There's SPOILERS in the next paragraph. If you haven't seen The Last Jedi yet now's a good time to stop reading.
Not that I think that society has caught on, to the contrary! In The Last Jedi, where Rian Johnson took this theme and played with it, audiences found themselves divided. The lovable and mythic Luke Skywalker had committed the same mistake as the audience and decided that his heroism wasn't a gift that was given to him to give to others, but something inborn, as genetic as his predilection for the Force. Most of the people who loved the movie loved Luke and this truth, while those who didn't were repelled by Luke and the fact that he was a person, and people make mistakes, and someone as powerful and amazing as Luke is far more likely to make powerful and amazingly bad mistakes, and that anyone that high up on the totem pole is going to fall to pride now and again. They mistook the mask of heroism for the person who wore it, much like Luke did. Luke is not his heroics, the heroic worked through Luke. It's what makes the end of that movie, where Luke literally projects a more heroic version of himself across the galaxy to save everyone, so powerful. Luke had realized that heroism and masculinity have nothing to do with power itself, but is the acceptance of the gift of who you are to others. It's a beautiful moment, unparalleled in modern cinema or the rest of Star Wars. The backlash against The Last Jedi, as silly and overwrought as it can be, illustrates my point that what Marvel has found is not conscious in our culture yet. We're not yet aware of why we like Marvel movies, nor are the people who miss the point of them aware that they have indeed missed it. The Marvel movies are not box office smashes because they're vapid, it's because they're pure masculinity in a bottle that show exactly what men should be like.

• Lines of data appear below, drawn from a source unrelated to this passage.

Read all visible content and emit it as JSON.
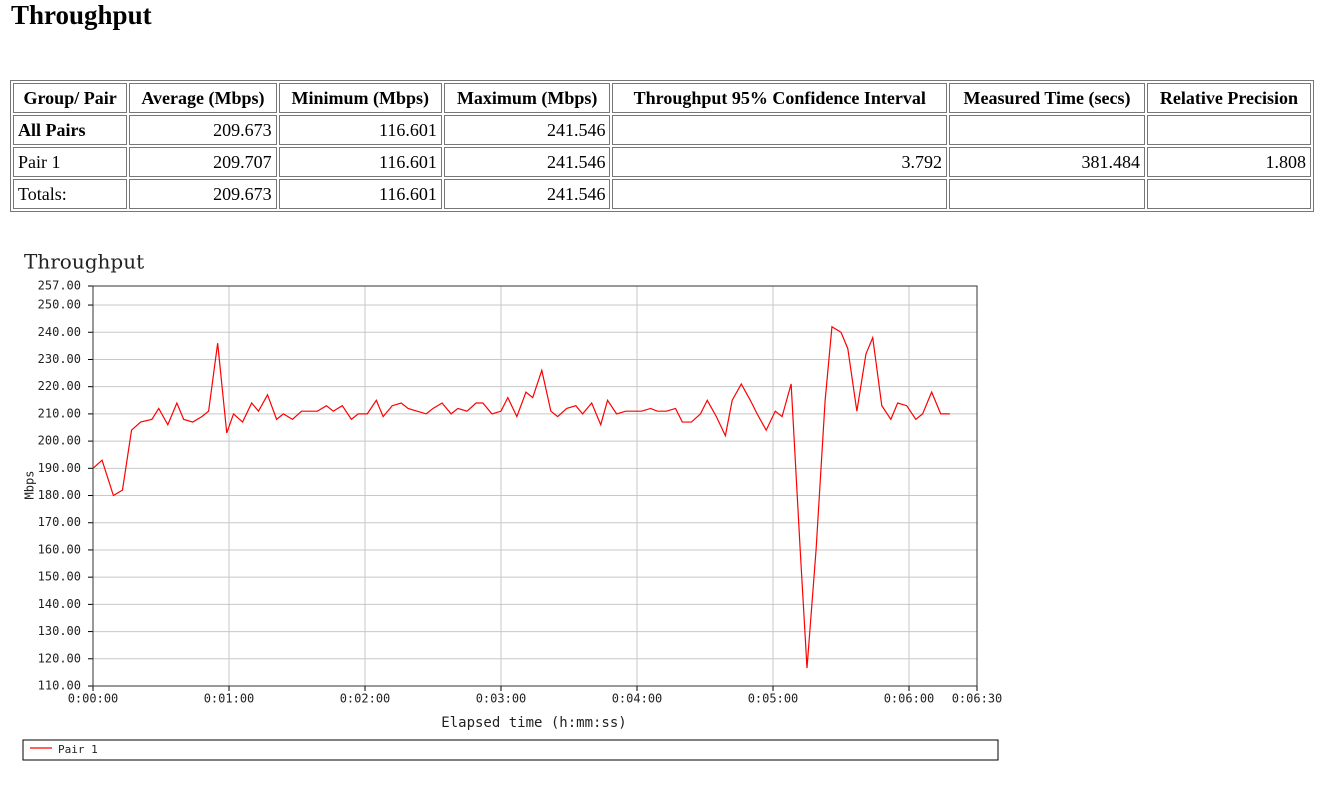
{
  "header": {
    "title": "Throughput"
  },
  "table": {
    "columns": [
      "Group/ Pair",
      "Average (Mbps)",
      "Minimum (Mbps)",
      "Maximum (Mbps)",
      "Throughput 95% Confidence Interval",
      "Measured Time (secs)",
      "Relative Precision"
    ],
    "rows": [
      [
        "All Pairs",
        209.673,
        116.601,
        241.546,
        null,
        null,
        null
      ],
      [
        "Pair 1",
        209.707,
        116.601,
        241.546,
        3.792,
        381.484,
        1.808
      ],
      [
        "Totals:",
        209.673,
        116.601,
        241.546,
        null,
        null,
        null
      ]
    ]
  },
  "chart_data": {
    "type": "line",
    "title": "Throughput",
    "xlabel": "Elapsed time (h:mm:ss)",
    "ylabel": "Mbps",
    "x": [
      0,
      4,
      9,
      13,
      17,
      21,
      26,
      29,
      33,
      37,
      40,
      44,
      48,
      51,
      55,
      59,
      62,
      66,
      70,
      73,
      77,
      81,
      84,
      88,
      92,
      95,
      99,
      103,
      106,
      110,
      114,
      117,
      121,
      125,
      128,
      132,
      136,
      139,
      143,
      147,
      150,
      154,
      158,
      161,
      165,
      169,
      172,
      176,
      180,
      183,
      187,
      191,
      194,
      198,
      202,
      205,
      209,
      213,
      216,
      220,
      224,
      227,
      231,
      235,
      238,
      242,
      246,
      249,
      253,
      257,
      260,
      264,
      268,
      271,
      275,
      279,
      282,
      286,
      290,
      293,
      297,
      301,
      304,
      308,
      312,
      315,
      319,
      323,
      326,
      330,
      333,
      337,
      341,
      344,
      348,
      352,
      355,
      359,
      363,
      366,
      370,
      374,
      378
    ],
    "series": [
      {
        "name": "Pair 1",
        "color": "#ff0000",
        "values": [
          190,
          193,
          180,
          182,
          204,
          207,
          208,
          212,
          206,
          214,
          208,
          207,
          209,
          211,
          236,
          203,
          210,
          207,
          214,
          211,
          217,
          208,
          210,
          208,
          211,
          211,
          211,
          213,
          211,
          213,
          208,
          210,
          210,
          215,
          209,
          213,
          214,
          212,
          211,
          210,
          212,
          214,
          210,
          212,
          211,
          214,
          214,
          210,
          211,
          216,
          209,
          218,
          216,
          226,
          211,
          209,
          212,
          213,
          210,
          214,
          206,
          215,
          210,
          211,
          211,
          211,
          212,
          211,
          211,
          212,
          207,
          207,
          210,
          215,
          209,
          202,
          215,
          221,
          215,
          210,
          204,
          211,
          209,
          221,
          160,
          116.601,
          160,
          215,
          242,
          240,
          234,
          211,
          232,
          238,
          213,
          208,
          214,
          213,
          208,
          210,
          218,
          210,
          210
        ]
      }
    ],
    "xlim": [
      0,
      390
    ],
    "ylim": [
      110,
      257
    ],
    "xticks": [
      {
        "value": 0,
        "label": "0:00:00"
      },
      {
        "value": 60,
        "label": "0:01:00"
      },
      {
        "value": 120,
        "label": "0:02:00"
      },
      {
        "value": 180,
        "label": "0:03:00"
      },
      {
        "value": 240,
        "label": "0:04:00"
      },
      {
        "value": 300,
        "label": "0:05:00"
      },
      {
        "value": 360,
        "label": "0:06:00"
      },
      {
        "value": 390,
        "label": "0:06:30"
      }
    ],
    "yticks": [
      {
        "value": 110,
        "label": "110.00"
      },
      {
        "value": 120,
        "label": "120.00"
      },
      {
        "value": 130,
        "label": "130.00"
      },
      {
        "value": 140,
        "label": "140.00"
      },
      {
        "value": 150,
        "label": "150.00"
      },
      {
        "value": 160,
        "label": "160.00"
      },
      {
        "value": 170,
        "label": "170.00"
      },
      {
        "value": 180,
        "label": "180.00"
      },
      {
        "value": 190,
        "label": "190.00"
      },
      {
        "value": 200,
        "label": "200.00"
      },
      {
        "value": 210,
        "label": "210.00"
      },
      {
        "value": 220,
        "label": "220.00"
      },
      {
        "value": 230,
        "label": "230.00"
      },
      {
        "value": 240,
        "label": "240.00"
      },
      {
        "value": 250,
        "label": "250.00"
      },
      {
        "value": 257,
        "label": "257.00"
      }
    ],
    "grid": true
  }
}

So no, I'm not going to miss Snyder's horrific vision. I'm glad DC changed their minds and I hope that they never go that ridiculous route again. We as a nation really need men, real men, men who are aware that they've been given a gift and they're the only ones who can use it. Hopefully DC figures this out and how to do a darker take on the theme, because we need that too. Although, if the backlash from The Last Jedi tells us anything, it's that DC  should get used to controversy if they go that route. I say go for it. Rattle some cages.